Probe With Open-Ended Questions, Or Don’t Probe At All

Probe With Open-Ended Questions, Or Don’t Probe At All


Professional telemarketers uncover information from prospective clients that may lead into business opportunities.


They also have to maintain an atmosphere of confidence and trust, which goes outside the usual, transactional survey-ish style of telemarketing.

Leading them into a cyclone of inquiries and not letting them talk much may have them lose attention and eventually lose interest with the call.
While opening spiels are usually harmless, what could be detrimental to the success of the telemarketing call are the questions that follow. Asking wrong or too many questions may force clients to end the conversation. If they do decide not to end it, oftentimes they’d just refuse to give out anything.
And surveys usually sound like a bombardment of yes-or-no questions.
Business-to-business (B2B) telemarketing requires skills in extracting information, or probing. The way to make them perceive the call as a normal conversation is to engage them to do the talking. Obviously, close-ended questions would not allow them to expound on specific aspects of the answer they would have. Making them respond predictably eliminates the “personal” touch of the conversation and kills the momentum that’s needed to sustain the life of the call.

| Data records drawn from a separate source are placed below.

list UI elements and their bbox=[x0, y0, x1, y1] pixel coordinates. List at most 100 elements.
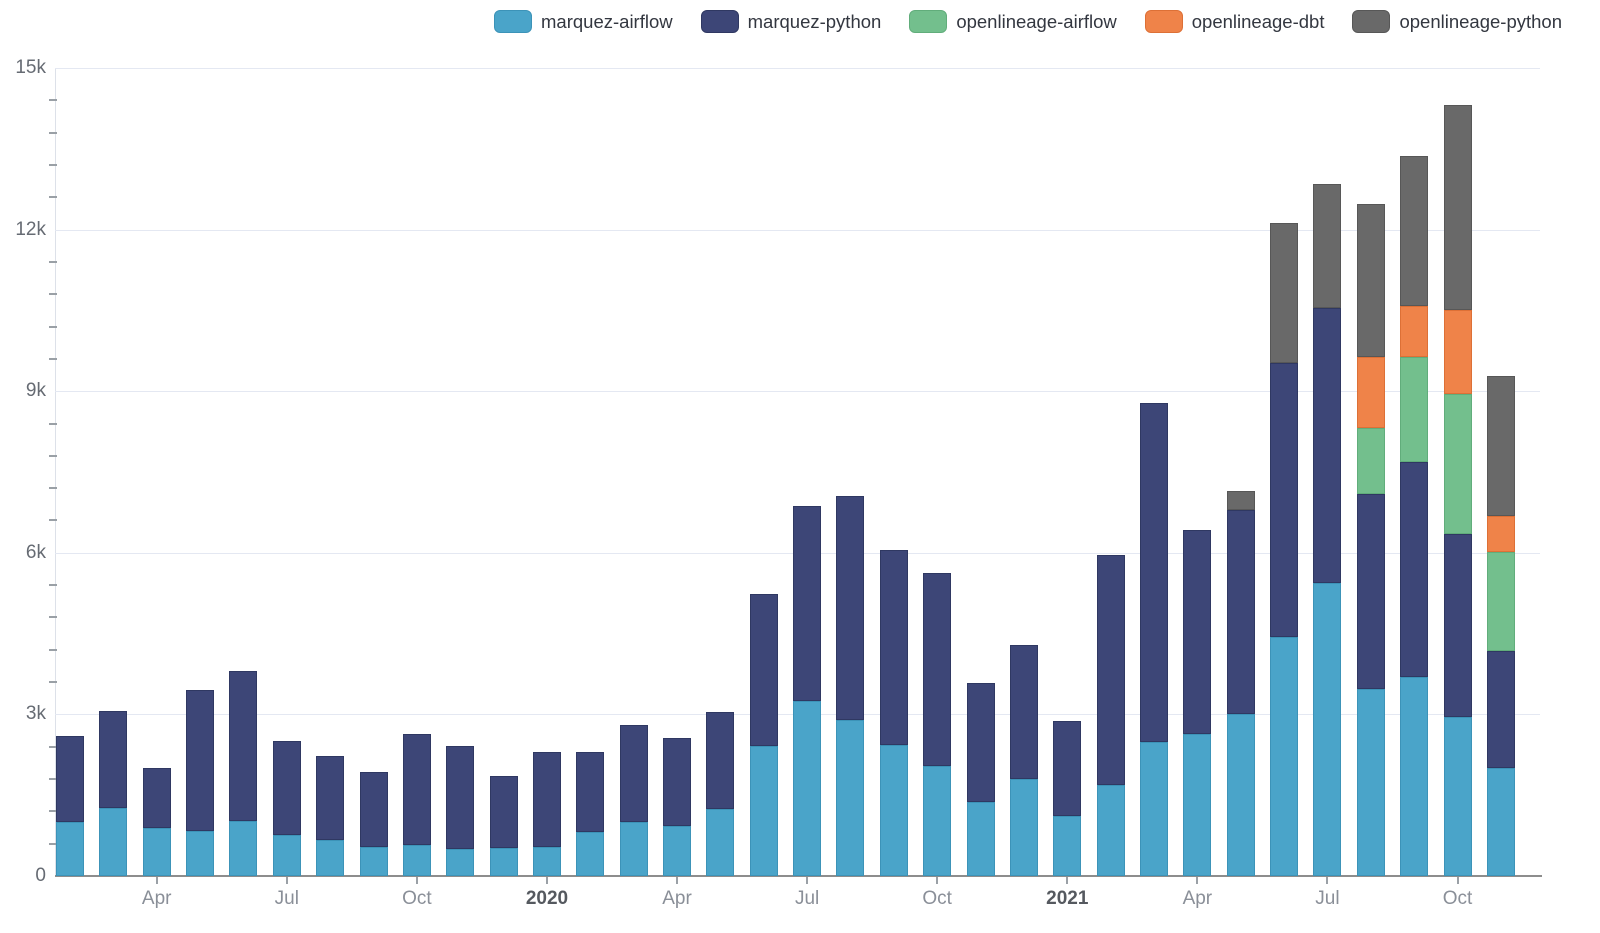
bar-2020-01-marquez-python[interactable] bbox=[532, 752, 561, 848]
bar-2021-04-marquez-airflow[interactable] bbox=[1183, 734, 1212, 876]
bar-2019-04-marquez-python[interactable] bbox=[142, 768, 171, 828]
bar-2021-10-openlineage-airflow[interactable] bbox=[1443, 394, 1472, 534]
bar-2020-10-marquez-airflow[interactable] bbox=[923, 766, 952, 876]
bar-2020-09-marquez-python[interactable] bbox=[879, 549, 908, 746]
bar-2020-07-marquez-python[interactable] bbox=[793, 505, 822, 702]
bar-2019-03-marquez-airflow[interactable] bbox=[99, 807, 128, 876]
bar-2020-08-marquez-airflow[interactable] bbox=[836, 720, 865, 876]
bar-2019-06-marquez-airflow[interactable] bbox=[229, 821, 258, 876]
bar-2021-06-marquez-airflow[interactable] bbox=[1270, 636, 1299, 876]
bar-2019-09-marquez-python[interactable] bbox=[359, 771, 388, 848]
legend-item-openlineage-airflow[interactable]: openlineage-airflow bbox=[909, 10, 1117, 33]
bar-2019-06-marquez-python[interactable] bbox=[229, 671, 258, 822]
bar-2021-10-marquez-python[interactable] bbox=[1443, 533, 1472, 717]
legend-label: openlineage-dbt bbox=[1191, 11, 1325, 32]
bar-2020-02-marquez-python[interactable] bbox=[576, 751, 605, 833]
bar-2019-07-marquez-airflow[interactable] bbox=[272, 835, 301, 876]
bar-2021-03-marquez-python[interactable] bbox=[1140, 403, 1168, 743]
bar-2021-02-marquez-airflow[interactable] bbox=[1096, 784, 1125, 876]
legend-item-marquez-python[interactable]: marquez-python bbox=[700, 10, 881, 33]
bar-2019-02-marquez-python[interactable] bbox=[56, 735, 84, 823]
bar-2021-09-openlineage-airflow[interactable] bbox=[1400, 357, 1429, 463]
bar-2021-06-openlineage-python[interactable] bbox=[1270, 223, 1299, 364]
bar-2020-09-marquez-airflow[interactable] bbox=[879, 745, 908, 876]
bar-2020-04-marquez-airflow[interactable] bbox=[663, 825, 692, 876]
openlineage-python-color-swatch bbox=[1352, 10, 1391, 33]
bar-2021-10-openlineage-python[interactable] bbox=[1443, 105, 1472, 311]
bar-2021-08-marquez-airflow[interactable] bbox=[1356, 688, 1385, 876]
bar-2019-02-marquez-airflow[interactable] bbox=[56, 822, 84, 876]
bar-2021-09-openlineage-dbt[interactable] bbox=[1400, 305, 1429, 358]
bar-2019-03-marquez-python[interactable] bbox=[99, 710, 128, 808]
bar-2020-05-marquez-python[interactable] bbox=[706, 712, 735, 810]
bar-2020-03-marquez-python[interactable] bbox=[619, 725, 648, 823]
bar-2019-11-marquez-python[interactable] bbox=[446, 745, 475, 849]
bar-2021-01-marquez-python[interactable] bbox=[1053, 721, 1082, 817]
bar-2020-05-marquez-airflow[interactable] bbox=[706, 809, 735, 876]
bar-2021-09-marquez-python[interactable] bbox=[1400, 462, 1429, 677]
y-axis-minor-tick bbox=[49, 357, 57, 360]
bar-2020-06-marquez-airflow[interactable] bbox=[749, 745, 778, 876]
x-axis-label-Oct: Oct bbox=[402, 888, 432, 909]
legend-item-openlineage-dbt[interactable]: openlineage-dbt bbox=[1144, 10, 1325, 33]
bar-2021-07-marquez-airflow[interactable] bbox=[1313, 582, 1342, 876]
bar-2021-03-marquez-airflow[interactable] bbox=[1140, 742, 1168, 876]
bar-2019-10-marquez-airflow[interactable] bbox=[402, 844, 431, 876]
bar-2020-10-marquez-python[interactable] bbox=[923, 572, 952, 767]
bar-2020-10 bbox=[923, 68, 952, 876]
bar-2021-08-openlineage-python[interactable] bbox=[1356, 203, 1385, 358]
bar-2020-04-marquez-python[interactable] bbox=[663, 738, 692, 826]
bar-2019-05-marquez-airflow[interactable] bbox=[186, 831, 215, 876]
bar-2021-09-openlineage-python[interactable] bbox=[1400, 155, 1429, 306]
bar-2021-05-marquez-airflow[interactable] bbox=[1226, 714, 1255, 876]
bar-2021-11-marquez-airflow[interactable] bbox=[1486, 768, 1515, 876]
bar-2020-08-marquez-python[interactable] bbox=[836, 495, 865, 721]
y-axis-minor-tick bbox=[49, 293, 57, 296]
bar-2021-07-marquez-python[interactable] bbox=[1313, 308, 1342, 583]
x-axis-label-Jul: Jul bbox=[1315, 888, 1340, 909]
x-axis-tick bbox=[545, 877, 548, 884]
bar-2021-06-marquez-python[interactable] bbox=[1270, 363, 1299, 637]
bar-2021-08-openlineage-airflow[interactable] bbox=[1356, 428, 1385, 495]
bar-2020-07 bbox=[793, 68, 822, 876]
bar-2019-04-marquez-airflow[interactable] bbox=[142, 827, 171, 876]
bar-2020-01-marquez-airflow[interactable] bbox=[532, 847, 561, 876]
bar-2019-08-marquez-airflow[interactable] bbox=[316, 840, 345, 876]
bar-2020-02-marquez-airflow[interactable] bbox=[576, 832, 605, 876]
bar-2019-05-marquez-python[interactable] bbox=[186, 689, 215, 832]
bar-2021-01-marquez-airflow[interactable] bbox=[1053, 816, 1082, 876]
bar-2020-03-marquez-airflow[interactable] bbox=[619, 822, 648, 876]
bar-2019-12-marquez-python[interactable] bbox=[489, 775, 518, 848]
bar-2021-07-openlineage-python[interactable] bbox=[1313, 183, 1342, 309]
bar-2020-07-marquez-airflow[interactable] bbox=[793, 701, 822, 876]
bar-2021-08-marquez-python[interactable] bbox=[1356, 494, 1385, 689]
bar-2020-11-marquez-python[interactable] bbox=[966, 682, 995, 803]
bar-2021-11-openlineage-dbt[interactable] bbox=[1486, 515, 1515, 552]
openlineage-airflow-color-swatch bbox=[909, 10, 948, 33]
x-axis-tick bbox=[1066, 877, 1069, 884]
bar-2021-08-openlineage-dbt[interactable] bbox=[1356, 357, 1385, 429]
bar-2021-11-openlineage-airflow[interactable] bbox=[1486, 551, 1515, 652]
bar-2019-10-marquez-python[interactable] bbox=[402, 734, 431, 845]
bar-2021-04-marquez-python[interactable] bbox=[1183, 529, 1212, 735]
bar-2021-11-marquez-python[interactable] bbox=[1486, 651, 1515, 769]
bar-2021-05-openlineage-python[interactable] bbox=[1226, 490, 1255, 510]
bar-2021-10-openlineage-dbt[interactable] bbox=[1443, 310, 1472, 395]
bar-2019-08-marquez-python[interactable] bbox=[316, 756, 345, 841]
bar-2021-10-marquez-airflow[interactable] bbox=[1443, 716, 1472, 876]
bar-2021-11-openlineage-python[interactable] bbox=[1486, 375, 1515, 516]
bar-2019-11-marquez-airflow[interactable] bbox=[446, 848, 475, 876]
legend-item-openlineage-python[interactable]: openlineage-python bbox=[1352, 10, 1562, 33]
bar-2020-12-marquez-airflow[interactable] bbox=[1009, 779, 1038, 876]
bar-2021-11 bbox=[1486, 68, 1515, 876]
bar-2020-11-marquez-airflow[interactable] bbox=[966, 802, 995, 876]
legend-item-marquez-airflow[interactable]: marquez-airflow bbox=[494, 10, 673, 33]
bar-2019-09-marquez-airflow[interactable] bbox=[359, 847, 388, 876]
bar-2021-02-marquez-python[interactable] bbox=[1096, 554, 1125, 785]
bar-2019-07-marquez-python[interactable] bbox=[272, 741, 301, 836]
bar-2021-09-marquez-airflow[interactable] bbox=[1400, 676, 1429, 876]
bar-2021-05-marquez-python[interactable] bbox=[1226, 509, 1255, 715]
bar-2019-12-marquez-airflow[interactable] bbox=[489, 848, 518, 876]
bar-2020-12-marquez-python[interactable] bbox=[1009, 645, 1038, 780]
bar-2020-06-marquez-python[interactable] bbox=[749, 594, 778, 746]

Related: The Triple A of Telemarketing, Article 1: Attitude
Open-ended questions are more elaborative, like “How does your current operation work?” or “What services do you need in your next campaign?” Sometimes, even non-questions could work, as long as they allow the prospect to elaborate certain details, like “Tell me about the adversities you’ve had in your department.”
The benefits of using open-ended questions in probing:
  • Facilitates enhanced cooperation and understanding


  • Provides the opportunity for others to express themselves more openly and honestly


  • Encourages prospects to provide information including their ideas, concerns & feelings


  • Encourages  a positive learning and sharing experience


  • Encourages others to flow with their thoughts and feelings & allows you to support this flow


  • Lays bare your willingness to invest time with others

     

Telemarketers do need to obtain specific information from prospects, such as statistics, dates, and technical details; however, engaging them in a meaningful exchange of words is still worth the distance and can benefit on the bigger picture.
That way, prospects would feel comfortable and at ease. Letting them express their grievances can make them feel appreciated and important. By earning their trust, they will often offer the information that was targeted in the first place, and it will have been done without sounding like a grilling android.